Fakhrizadeh, yang menjabat Kepala Organisasi Penelitian dan Inovasi di Kementerian Pertahanan Republik Islam Iran, ditembak ketika ia berada di dalam mobilnya, di dekat Ibu Kota Teheran, pada Jumat, 27 November 2020.
Iran menyebut pembunuhan tersebut sebagai "tindakan pengecut dan pembunuhan negara", serta menuding Israel yang menjadi dalang di balik peristiwa ini dan mengaitkannya pada upaya untuk "memicu kekacauan di wilayah Timur Tengah" melalui gangguan terhadap perjanjian nuklir Iran.
Di bawah perjanjian nuklir Joint Comprehensive Plan of Action (JCPOA) yang ditandatangani oleh Iran dan kekuatan dunia pada 2015, Iran harus membatasi pengayaan uranium miliknya sebagai ganti atas pencabutan sanksi atas Iran. Namun pada 2018, Presiden Amerika Serikat (AS) Donald Trump hengkang dari kesepakatan tersebut serta memilih menjatuhkan kembali sanksi kepada Iran, yang kemudian memicu krisis ekonomi di negara itu.
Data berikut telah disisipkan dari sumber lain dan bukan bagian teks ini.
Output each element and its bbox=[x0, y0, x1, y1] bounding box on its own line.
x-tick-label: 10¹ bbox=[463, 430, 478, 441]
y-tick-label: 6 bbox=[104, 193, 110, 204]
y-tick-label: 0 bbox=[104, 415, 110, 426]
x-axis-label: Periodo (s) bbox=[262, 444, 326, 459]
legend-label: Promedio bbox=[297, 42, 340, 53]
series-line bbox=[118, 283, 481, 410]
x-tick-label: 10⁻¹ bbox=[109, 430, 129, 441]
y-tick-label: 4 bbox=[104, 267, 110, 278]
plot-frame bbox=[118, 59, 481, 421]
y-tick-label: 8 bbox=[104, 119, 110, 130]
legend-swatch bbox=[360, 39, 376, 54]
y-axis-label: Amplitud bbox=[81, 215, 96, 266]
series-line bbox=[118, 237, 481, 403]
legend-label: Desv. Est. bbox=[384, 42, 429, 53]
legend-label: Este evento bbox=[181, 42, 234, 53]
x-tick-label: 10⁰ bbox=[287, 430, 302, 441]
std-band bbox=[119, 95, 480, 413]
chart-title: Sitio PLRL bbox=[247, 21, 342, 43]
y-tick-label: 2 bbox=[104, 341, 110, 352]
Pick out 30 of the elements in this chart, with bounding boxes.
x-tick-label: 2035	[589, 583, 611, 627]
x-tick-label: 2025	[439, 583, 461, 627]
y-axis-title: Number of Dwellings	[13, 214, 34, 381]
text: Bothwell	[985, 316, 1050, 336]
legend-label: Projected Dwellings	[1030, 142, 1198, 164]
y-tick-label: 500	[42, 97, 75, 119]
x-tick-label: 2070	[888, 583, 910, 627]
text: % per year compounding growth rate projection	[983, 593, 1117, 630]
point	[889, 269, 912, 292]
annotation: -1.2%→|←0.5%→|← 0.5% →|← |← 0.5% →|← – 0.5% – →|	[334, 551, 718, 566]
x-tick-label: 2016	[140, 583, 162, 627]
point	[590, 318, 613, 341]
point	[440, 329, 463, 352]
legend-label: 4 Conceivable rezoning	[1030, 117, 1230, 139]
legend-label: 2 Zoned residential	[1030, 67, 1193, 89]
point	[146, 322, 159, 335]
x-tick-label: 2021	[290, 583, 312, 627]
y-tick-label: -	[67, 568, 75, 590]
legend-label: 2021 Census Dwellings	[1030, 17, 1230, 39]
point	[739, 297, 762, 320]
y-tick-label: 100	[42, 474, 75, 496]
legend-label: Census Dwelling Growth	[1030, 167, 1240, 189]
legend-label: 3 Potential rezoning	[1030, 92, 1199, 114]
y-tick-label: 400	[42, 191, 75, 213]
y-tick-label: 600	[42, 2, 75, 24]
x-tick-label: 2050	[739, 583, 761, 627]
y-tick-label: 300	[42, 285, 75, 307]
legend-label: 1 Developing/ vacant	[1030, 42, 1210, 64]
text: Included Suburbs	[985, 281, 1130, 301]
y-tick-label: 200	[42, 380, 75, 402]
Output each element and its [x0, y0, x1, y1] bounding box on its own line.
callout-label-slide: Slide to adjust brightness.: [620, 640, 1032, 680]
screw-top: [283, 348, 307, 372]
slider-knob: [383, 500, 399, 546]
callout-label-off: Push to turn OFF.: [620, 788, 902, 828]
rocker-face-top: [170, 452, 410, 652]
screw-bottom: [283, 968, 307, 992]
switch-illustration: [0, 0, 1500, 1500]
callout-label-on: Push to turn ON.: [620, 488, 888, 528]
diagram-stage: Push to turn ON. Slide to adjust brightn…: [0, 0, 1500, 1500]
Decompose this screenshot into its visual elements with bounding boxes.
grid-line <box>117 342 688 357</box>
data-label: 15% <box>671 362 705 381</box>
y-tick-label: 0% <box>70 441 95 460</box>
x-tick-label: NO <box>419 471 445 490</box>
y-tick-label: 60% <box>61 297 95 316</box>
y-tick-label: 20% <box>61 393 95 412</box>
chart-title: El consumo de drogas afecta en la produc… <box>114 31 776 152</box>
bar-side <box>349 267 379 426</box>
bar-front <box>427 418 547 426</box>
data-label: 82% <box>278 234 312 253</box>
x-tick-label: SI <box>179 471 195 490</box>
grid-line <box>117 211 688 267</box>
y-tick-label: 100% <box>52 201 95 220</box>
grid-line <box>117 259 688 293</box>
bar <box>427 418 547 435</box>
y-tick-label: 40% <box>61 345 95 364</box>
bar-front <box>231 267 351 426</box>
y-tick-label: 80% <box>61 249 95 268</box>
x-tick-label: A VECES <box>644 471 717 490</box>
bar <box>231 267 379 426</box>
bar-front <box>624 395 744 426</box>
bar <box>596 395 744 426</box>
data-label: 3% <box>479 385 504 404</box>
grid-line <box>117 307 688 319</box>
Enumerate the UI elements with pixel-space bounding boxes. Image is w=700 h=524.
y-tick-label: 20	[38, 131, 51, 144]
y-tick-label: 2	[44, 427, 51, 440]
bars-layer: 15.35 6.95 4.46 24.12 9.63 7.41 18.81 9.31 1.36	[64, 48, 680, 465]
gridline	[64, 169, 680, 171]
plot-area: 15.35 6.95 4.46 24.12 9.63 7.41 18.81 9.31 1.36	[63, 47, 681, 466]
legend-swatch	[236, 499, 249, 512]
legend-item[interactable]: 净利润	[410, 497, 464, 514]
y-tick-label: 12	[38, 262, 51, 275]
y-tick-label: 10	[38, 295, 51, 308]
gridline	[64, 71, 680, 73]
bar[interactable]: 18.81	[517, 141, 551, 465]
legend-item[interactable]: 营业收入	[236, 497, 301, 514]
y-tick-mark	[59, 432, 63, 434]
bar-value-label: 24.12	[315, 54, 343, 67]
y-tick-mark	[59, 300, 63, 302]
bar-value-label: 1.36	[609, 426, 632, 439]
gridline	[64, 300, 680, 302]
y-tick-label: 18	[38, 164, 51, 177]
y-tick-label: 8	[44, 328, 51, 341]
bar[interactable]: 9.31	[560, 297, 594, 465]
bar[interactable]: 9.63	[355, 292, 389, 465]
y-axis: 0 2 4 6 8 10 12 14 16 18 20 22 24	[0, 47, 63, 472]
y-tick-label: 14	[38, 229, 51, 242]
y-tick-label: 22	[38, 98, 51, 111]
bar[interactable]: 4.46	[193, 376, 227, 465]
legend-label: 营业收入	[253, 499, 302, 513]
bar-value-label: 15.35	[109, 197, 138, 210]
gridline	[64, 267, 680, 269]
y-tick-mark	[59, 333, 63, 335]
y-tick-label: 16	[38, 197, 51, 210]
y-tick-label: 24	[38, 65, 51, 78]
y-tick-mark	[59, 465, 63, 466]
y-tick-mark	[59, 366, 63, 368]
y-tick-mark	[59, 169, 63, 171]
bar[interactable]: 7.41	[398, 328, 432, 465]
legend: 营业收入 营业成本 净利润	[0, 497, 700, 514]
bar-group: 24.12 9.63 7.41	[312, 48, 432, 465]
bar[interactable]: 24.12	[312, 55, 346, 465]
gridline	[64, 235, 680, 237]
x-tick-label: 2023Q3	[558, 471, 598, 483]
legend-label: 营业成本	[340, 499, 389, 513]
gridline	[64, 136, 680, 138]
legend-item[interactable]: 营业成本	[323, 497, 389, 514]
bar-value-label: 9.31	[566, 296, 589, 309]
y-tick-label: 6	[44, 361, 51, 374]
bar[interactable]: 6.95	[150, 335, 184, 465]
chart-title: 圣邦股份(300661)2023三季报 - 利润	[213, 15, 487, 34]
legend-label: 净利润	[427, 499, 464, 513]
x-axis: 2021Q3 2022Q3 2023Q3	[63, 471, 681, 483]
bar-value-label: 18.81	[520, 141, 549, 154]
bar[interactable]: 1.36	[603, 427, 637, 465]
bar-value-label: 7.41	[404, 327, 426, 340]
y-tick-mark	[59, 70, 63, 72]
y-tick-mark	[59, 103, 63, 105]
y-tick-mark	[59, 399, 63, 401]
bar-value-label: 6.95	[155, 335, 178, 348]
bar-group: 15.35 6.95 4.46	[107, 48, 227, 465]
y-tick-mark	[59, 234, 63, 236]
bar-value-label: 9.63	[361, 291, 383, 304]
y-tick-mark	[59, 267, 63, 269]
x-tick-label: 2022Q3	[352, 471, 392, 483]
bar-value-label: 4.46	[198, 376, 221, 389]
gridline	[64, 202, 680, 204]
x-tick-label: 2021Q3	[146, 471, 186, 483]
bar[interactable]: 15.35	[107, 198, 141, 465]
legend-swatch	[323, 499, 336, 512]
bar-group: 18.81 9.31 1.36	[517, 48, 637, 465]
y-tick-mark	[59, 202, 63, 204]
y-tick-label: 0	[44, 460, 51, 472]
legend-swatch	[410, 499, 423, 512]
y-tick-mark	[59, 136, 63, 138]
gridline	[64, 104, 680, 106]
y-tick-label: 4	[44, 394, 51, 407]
Iran disebut beberapa kali pula melanggar perjanjian, tetapi Teheran mengatakan bahwa pihaknya selalu tunduk kepada JCPOA, dengan merujuk pada pernyataan dari Badan Tenaga Atom Internasional (IAEA) sebagai pengawas program nuklir Iran.
"Program nuklir damai Iran tetap tunduk pada kerangka inspeksi internasional yang 'paling kuat' dalam sejarah IAEA," tulis Kedubes Iran dalam keterangan pers yang sama.